I saw a couple of papers which mentioned algebraic equivalence of modal logic formulas without defining it, or referring to "two modal formulas that are provably-equivalent", i.e. $\phi$ equivalent to $\psi$ means $\vdash_K\phi$ iff $\vdash_K\psi$. But I see a problem here in that any two non-theorems would then be algebraically equivalent, which I don't believe is the intent.
So I'm thinking it may be defined as $\phi$ algebraically equivalent to $\psi$ iff $\vdash_K (\phi\leftrightarrow\psi)$, which means both $\vdash _K(\phi\rightarrow\psi)$ and $\vdash_K (\psi\rightarrow\phi)$. Then if $\vdash_K\phi$ by modus ponens $\vdash_K\psi$ and vice-versa, which seems to be the intent. This would also allow for (only) suitable pairs of non-theorems to be algebraically equivalent formulas.
Is this correct? If not, then what is the exact definition of algebraic equivalence between formulas in K?
And b.t.w., what would be the math symbol to use for algebraic equivalence? I cannot use = because some texts use = instead of $\leftrightarrow$ inside the very formulas.
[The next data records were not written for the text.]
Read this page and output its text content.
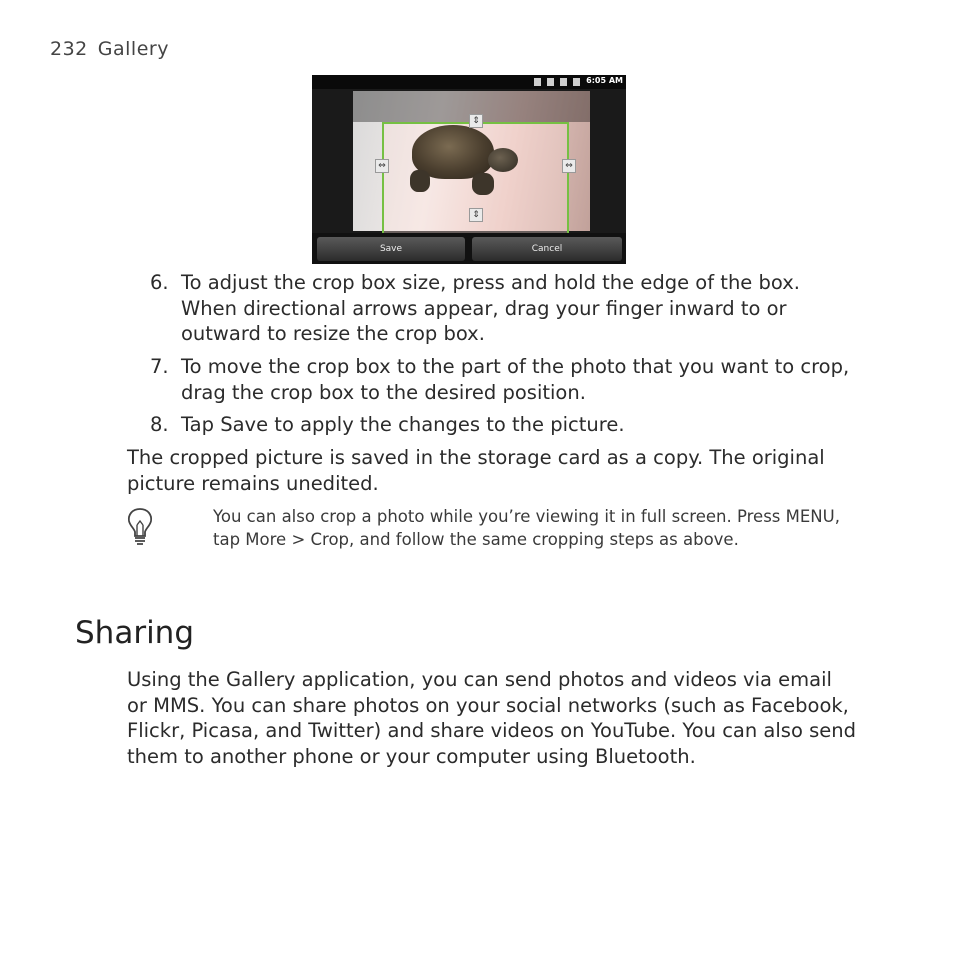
232 Gallery
6:05 AM
⇕
⇕
⇔	⇔
Save	Cancel
6. To adjust the crop box size, press and hold the edge of the box. When directional arrows appear, drag your finger inward to or outward to resize the crop box.
7. To move the crop box to the part of the photo that you want to crop, drag the crop box to the desired position.
8. Tap Save to apply the changes to the picture.
The cropped picture is saved in the storage card as a copy. The original picture remains unedited.
You can also crop a photo while you’re viewing it in full screen. Press MENU, tap More > Crop, and follow the same cropping steps as above.
Sharing
Using the Gallery application, you can send photos and videos via email or MMS. You can share photos on your social networks (such as Facebook, Flickr, Picasa, and Twitter) and share videos on YouTube. You can also send them to another phone or your computer using Bluetooth.
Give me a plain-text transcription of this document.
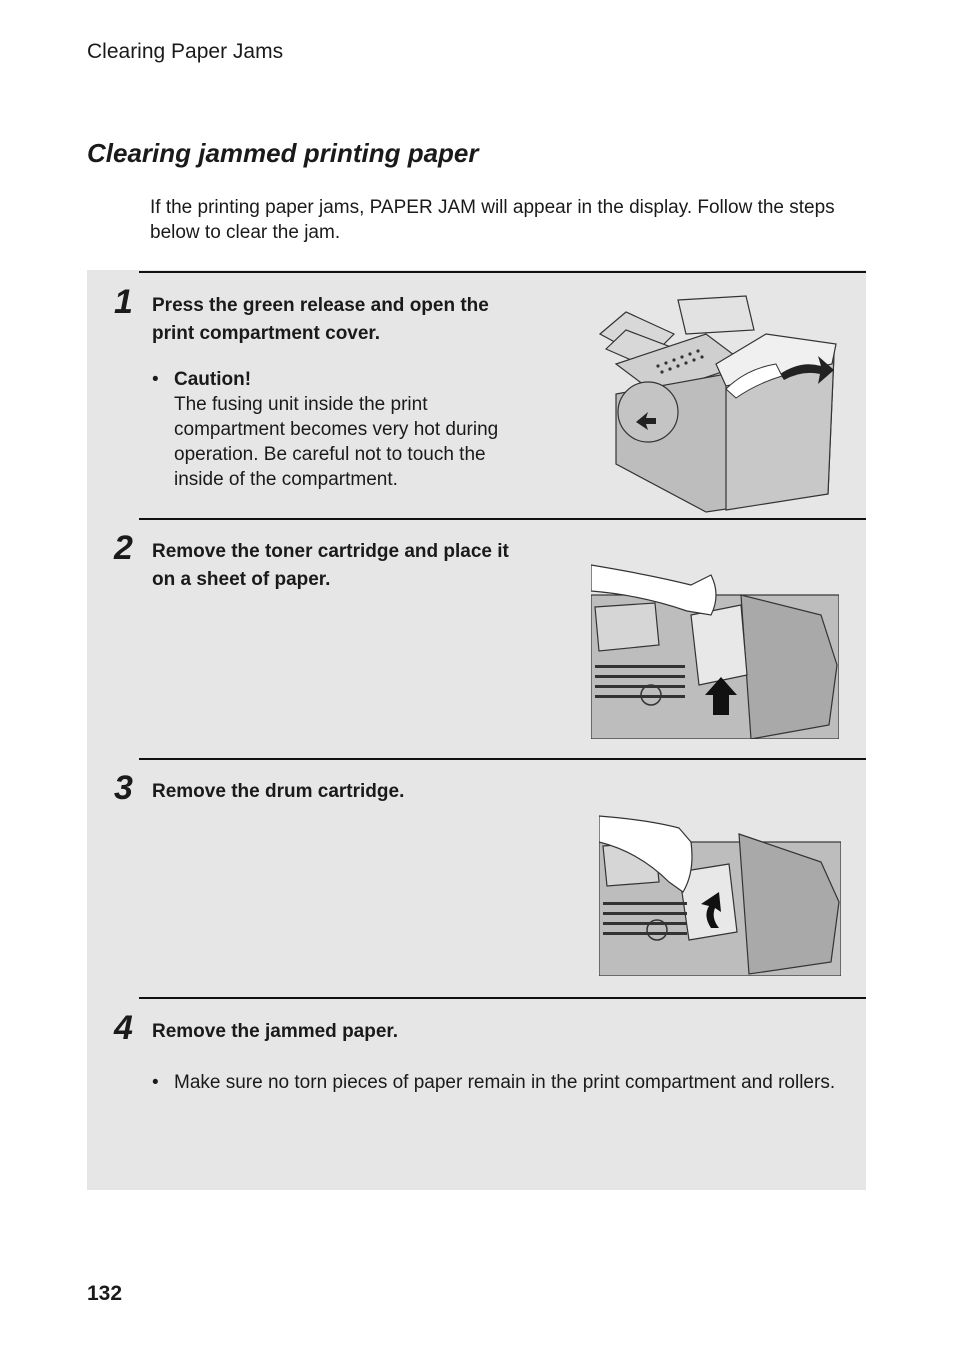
Clearing Paper Jams
Clearing jammed printing paper
If the printing paper jams, PAPER JAM will appear in the display. Follow the steps below to clear the jam.
1 Press the green release and open the print compartment cover.
• Caution!
The fusing unit inside the print compartment becomes very hot during operation. Be careful not to touch the inside of the compartment.
2 Remove the toner cartridge and place it on a sheet of paper.
3 Remove the drum cartridge.
4 Remove the jammed paper.
• Make sure no torn pieces of paper remain in the print compartment and rollers.
132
And I cannot use ~ because some texts use ~ for negation. (For example, Hughes and Cresswell.)
"$\phi$ is provably equivalent to $\psi$" in some logical system $K$ means that $\phi \vdash_K \psi$ and $\psi \vdash_K \phi$. If $K$ comes equipped with the usual notion of bi-implication ($\leftrightarrow$), then this will be the same as $\vdash_K \phi \leftrightarrow \psi$. I would write this as "$\phi \mathrel{\dashv\vdash}_K \psi$" (and rather illogically read this out as "$\phi$ and $\psi$ are equiprovable", even though that suggests the unintended reading that "$\vdash_K \phi$ iff $\vdash_K \psi$").